Pioneer Section

Dead Men Talking ...

Pioneer Graves  part of Memorial Day Tribute at Edgar Cemetery

Paris Beacon-News, May 28, 2010

By Jenny Barkley

Section X Pioneers The oldest section of Edgar  Cemetery at the northeast edge of Paris will be part of the 2010 Memorial Day  tribute.

In addition to the numerous American flags which are erected  annually in Edgar Cemetery to pay tribute to Veterans and loved ones, this year  marker flags will be placed on the unmarked graves of pioneers.

Just how this is accomplished requires a special combination  of talent and circumstances.

HISTORY SPEAKS–

Long before  Edgar Cemetery was established in 1858, part of the grounds served as a pioneer  burial site, perhaps as early as the 1700s, according to Jim Englum, president  of the Cemetery Board.

“We don’t know the date of the first burial, but earliest cemetery records reveal a stone erected in 1815 to the memory of Henry Clark, with an even earlier presence of some unmarked graves,” Englum  said.

Oral history reveals that along the east side of the ground  which eventually became Edgar Cemetery, pioneers traveled The Chicago  Trail. The local portion of this trail carried wagon trains from north and  south through the areas now known as High Street and the Lower Terre Haute  Road.

Pioneer travelers often stopped to camp northeast of the  area later established as the town of Paris, because water was plentiful from  the streams in low areas nearby. (Portions of these streams are now beneath the  city’s lake system.)

Historians say that local pioneers wanting to travel would  camp on high ground near the streams, waiting to join a wagon train. Transients  who had the misfortune to die en route were buried on the big hill west of the  trail, now part of Edgar Cemetery.

Burials no longer take place in this oldest area, known as  Section X and located immediately next to High Street. All of the graves believed  to be those of pioneers have been marked temporarily with colored flags for the upcoming  holiday.

LOCATING THE LOST–

For those  who can believe in the method of dowsing to find graves, the cemetery’s past is  revealed for all to see during the Memorial Day weekend.

Dowsing for Graves A dowser, by definition, is typically one who uses a rod  [sometimes wires or branches] to search for underground water or minerals. The  rod pulls strongly in a particular direction as it passes over a water source. Many  wells in the rural area are located utilizing the skills of a dowser.

In addition, some dowsers also claim they can locate graves  in a similar manner. They determine whether a male or female, adult or child,  is interred, based on the directional swing of a one or more rods.

Fenton Cash of Paris is a dowser. And, ironically, he lives  on ground where pioneers once established their encampments along The Chicago  Trail. Recently he has focused on the unknown pioneers in Edgar Cemetery.

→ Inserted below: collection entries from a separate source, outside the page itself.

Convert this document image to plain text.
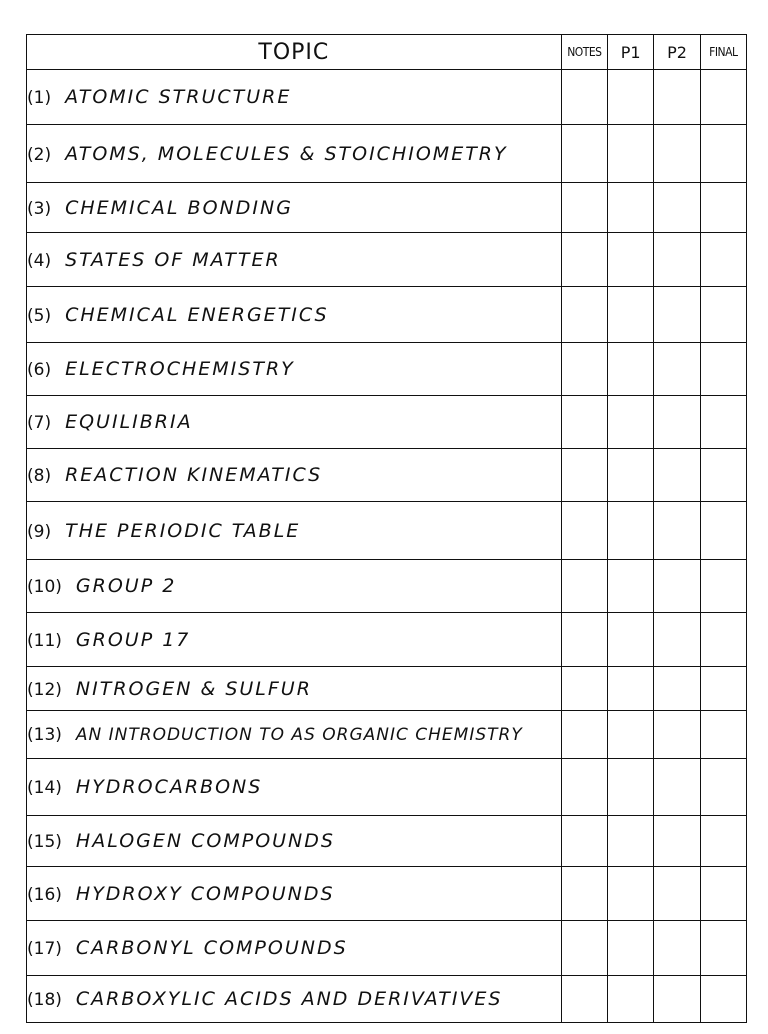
TOPIC	NOTES	P1	P2	FINAL
(1) ATOMIC STRUCTURE				
(2) ATOMS, MOLECULES & STOICHIOMETRY				
(3) CHEMICAL BONDING				
(4) STATES OF MATTER				
(5) CHEMICAL ENERGETICS				
(6) ELECTROCHEMISTRY				
(7) EQUILIBRIA				
(8) REACTION KINEMATICS				
(9) THE PERIODIC TABLE				
(10) GROUP 2				
(11) GROUP 17				
(12) NITROGEN & SULFUR				
(13) AN INTRODUCTION TO AS ORGANIC CHEMISTRY				
(14) HYDROCARBONS				
(15) HALOGEN COMPOUNDS				
(16) HYDROXY COMPOUNDS				
(17) CARBONYL COMPOUNDS				
(18) CARBOXYLIC ACIDS AND DERIVATIVES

“He can do it,” said his wife Judy Cash. “I’ve seen him.  When he held a wire above my head, it spun to the left, indicating a female, with  such strength that I could not pull against it.” The same turn of a dowsing rod  determines the sex of a person buried beneath the sod, dowsers claim.

Cash heard the pioneer legends after purchasing property near  the cemetery. When he learned recently about the unmarked graves in Section X,  Cash offered to help locate and provide additional information about the  graves.

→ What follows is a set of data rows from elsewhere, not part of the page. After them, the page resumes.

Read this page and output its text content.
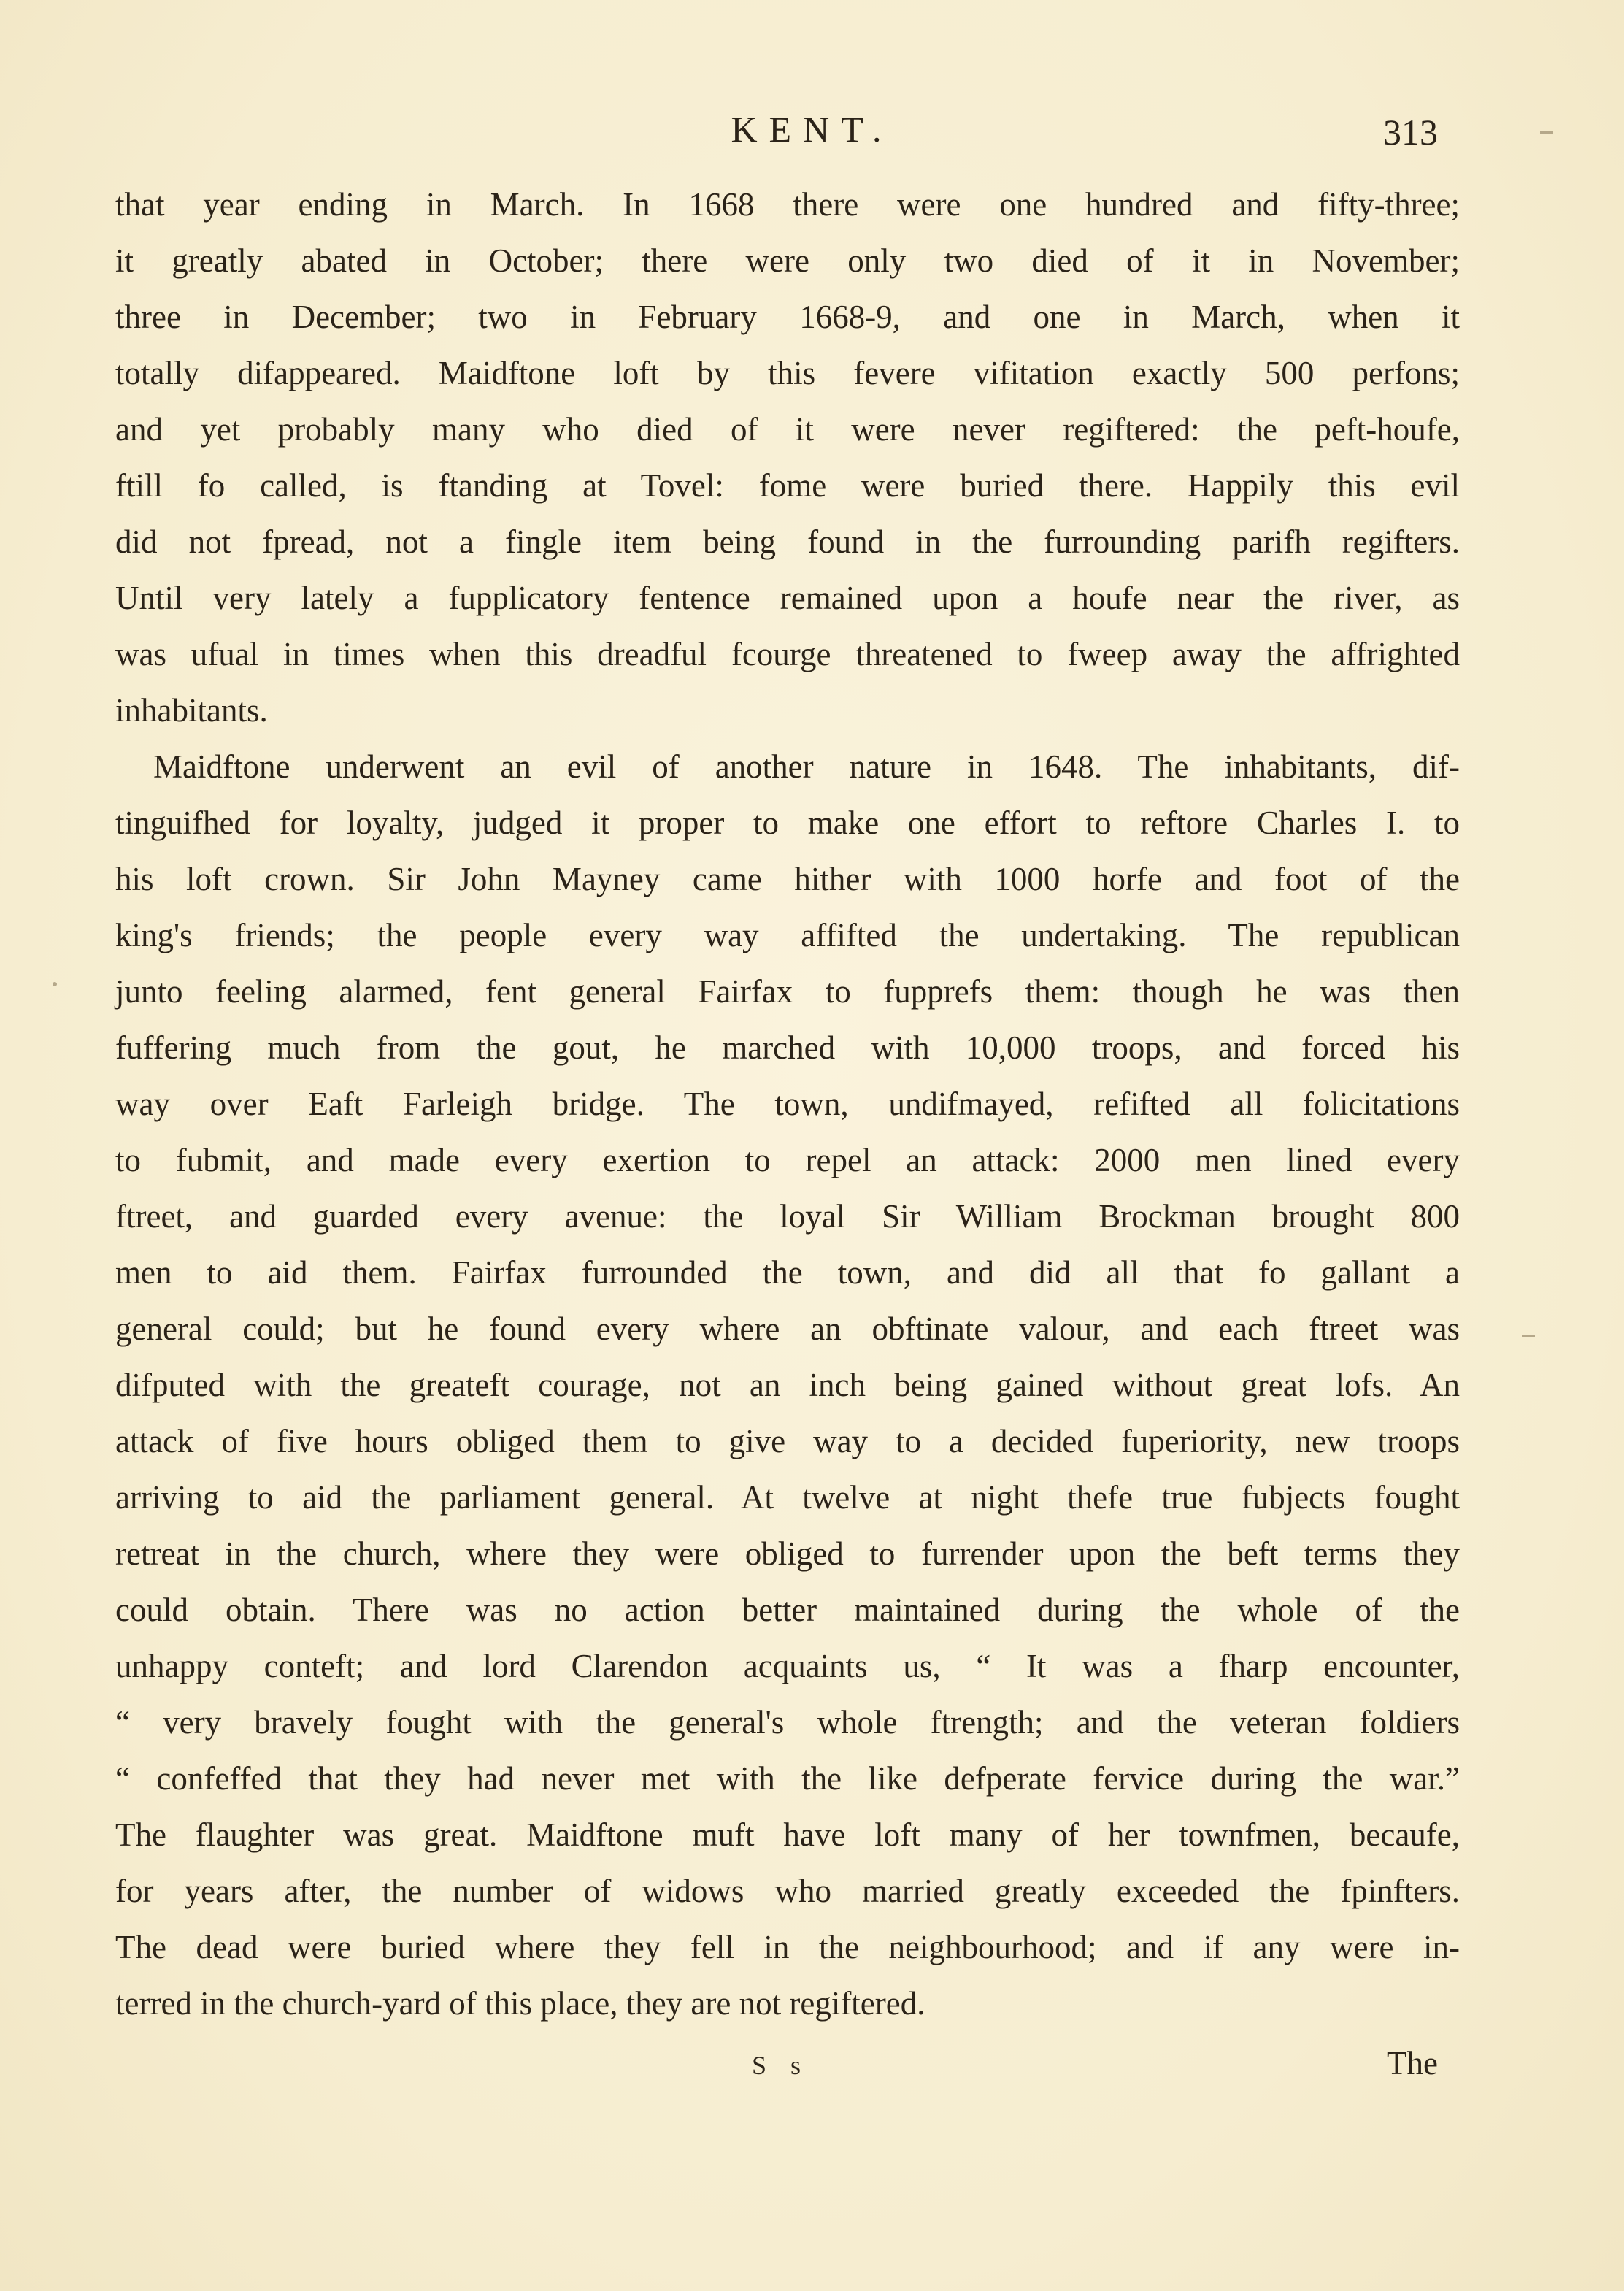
KENT.	313
that year ending in March. In 1668 there were one hundred and fifty-three;
it greatly abated in October; there were only two died of it in November;
three in December; two in February 1668-9, and one in March, when it
totally difappeared. Maidftone loft by this fevere vifitation exactly 500 perfons;
and yet probably many who died of it were never regiftered: the peft-houfe,
ftill fo called, is ftanding at Tovel: fome were buried there. Happily this evil
did not fpread, not a fingle item being found in the furrounding parifh regifters.
Until very lately a fupplicatory fentence remained upon a houfe near the river, as
was ufual in times when this dreadful fcourge threatened to fweep away the affrighted
inhabitants.
Maidftone underwent an evil of another nature in 1648. The inhabitants, dif-
tinguifhed for loyalty, judged it proper to make one effort to reftore Charles I. to
his loft crown. Sir John Mayney came hither with 1000 horfe and foot of the
king's friends; the people every way affifted the undertaking. The republican
junto feeling alarmed, fent general Fairfax to fupprefs them: though he was then
fuffering much from the gout, he marched with 10,000 troops, and forced his
way over Eaft Farleigh bridge. The town, undifmayed, refifted all folicitations
to fubmit, and made every exertion to repel an attack: 2000 men lined every
ftreet, and guarded every avenue: the loyal Sir William Brockman brought 800
men to aid them. Fairfax furrounded the town, and did all that fo gallant a
general could; but he found every where an obftinate valour, and each ftreet was
difputed with the greateft courage, not an inch being gained without great lofs. An
attack of five hours obliged them to give way to a decided fuperiority, new troops
arriving to aid the parliament general. At twelve at night thefe true fubjects fought
retreat in the church, where they were obliged to furrender upon the beft terms they
could obtain. There was no action better maintained during the whole of the
unhappy conteft; and lord Clarendon acquaints us, “ It was a fharp encounter,
“ very bravely fought with the general's whole ftrength; and the veteran foldiers
“ confeffed that they had never met with the like defperate fervice during the war.”
The flaughter was great. Maidftone muft have loft many of her townfmen, becaufe,
for years after, the number of widows who married greatly exceeded the fpinfters.
The dead were buried where they fell in the neighbourhood; and if any were in-
terred in the church-yard of this place, they are not regiftered.
S s	The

Curiosity was peaked, the Cemetery Board agreed, and the  search began.

SURPRISING RESULTS–

Beneath one  of the largest and oldest trees on the hill (the area near the sidewalk bench along  High Street), Cash initially discovered 10 bodies by using rods he fashioned  from copper wire.

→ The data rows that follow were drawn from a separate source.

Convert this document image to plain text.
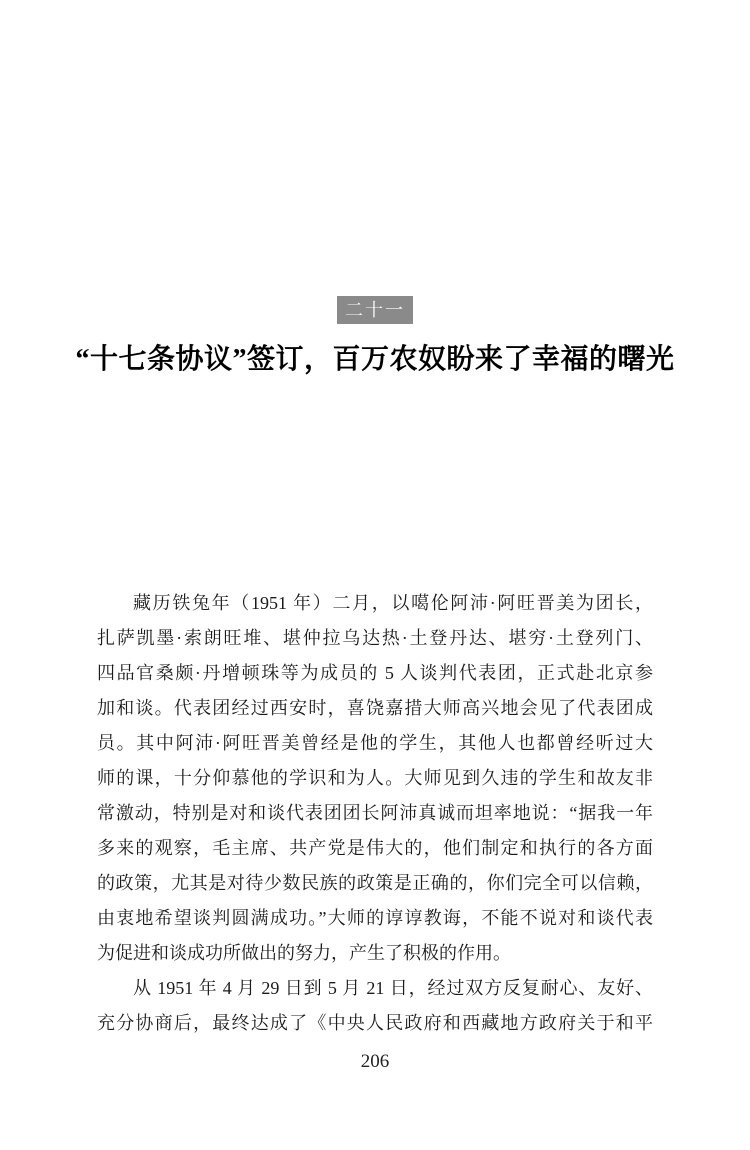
二十一
“十七条协议”签订，百万农奴盼来了幸福的曙光
藏历铁兔年（1951 年）二月，以噶伦阿沛·阿旺晋美为团长，
扎萨凯墨·索朗旺堆、堪仲拉乌达热·土登丹达、堪穷·土登列门、
四品官桑颇·丹增顿珠等为成员的 5 人谈判代表团，正式赴北京参
加和谈。代表团经过西安时，喜饶嘉措大师高兴地会见了代表团成
员。其中阿沛·阿旺晋美曾经是他的学生，其他人也都曾经听过大
师的课，十分仰慕他的学识和为人。大师见到久违的学生和故友非
常激动，特别是对和谈代表团团长阿沛真诚而坦率地说：“据我一年
多来的观察，毛主席、共产党是伟大的，他们制定和执行的各方面
的政策，尤其是对待少数民族的政策是正确的，你们完全可以信赖，
由衷地希望谈判圆满成功。”大师的谆谆教诲，不能不说对和谈代表
为促进和谈成功所做出的努力，产生了积极的作用。
从 1951 年 4 月 29 日到 5 月 21 日，经过双方反复耐心、友好、
充分协商后，最终达成了《中央人民政府和西藏地方政府关于和平
206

Flags Mark Pioneer GravesIn the entire Section X, a total of 327 unmarked graves were  detected by Cash and marked. The graves by Cash’s calculation represent 21  adult males, 39 male children, 63 adult females and 204 female children. Some  spectators were on hand to observe the process, which took several days to  complete.

Cash found the first 48 in one row, in one evening. His wife  Judy marked the graves with orange paint until they could be flagged. For  Memorial Day, a yellow flag designates female, orange indicates male, and white  marks a child.

Cash noted that the Illinois Cemetery Association does not  recognize dowsing as fact.

“Their method is to dig up a potential grave and see what’s  beneath the ground,” Cash explained. “However, that disturbs the grave and its  sanctity. I prefer dowsing. I believe it’s the responsibility of the living to  care for the dead, and this is one way I can help.”

No one knows how dowsing works for graves, but some  enthusiasts estimate that 90 percent of people can do so. One practical  application of the process is to help genealogists identify locations of  unmarked graves in lost cemeteries.

BELIEVE IT OR NOT–

Obviously,  skeptics exist. But so do believers.

It’s the reader’s option to believe or not. But from either  persuasion, it makes a good story.

Memorial Day is an appropriate time to remember those pioneers  who came to their final resting place in a quiet hill on the prairie, while blazing  a trail through the wilderness that became Illinois.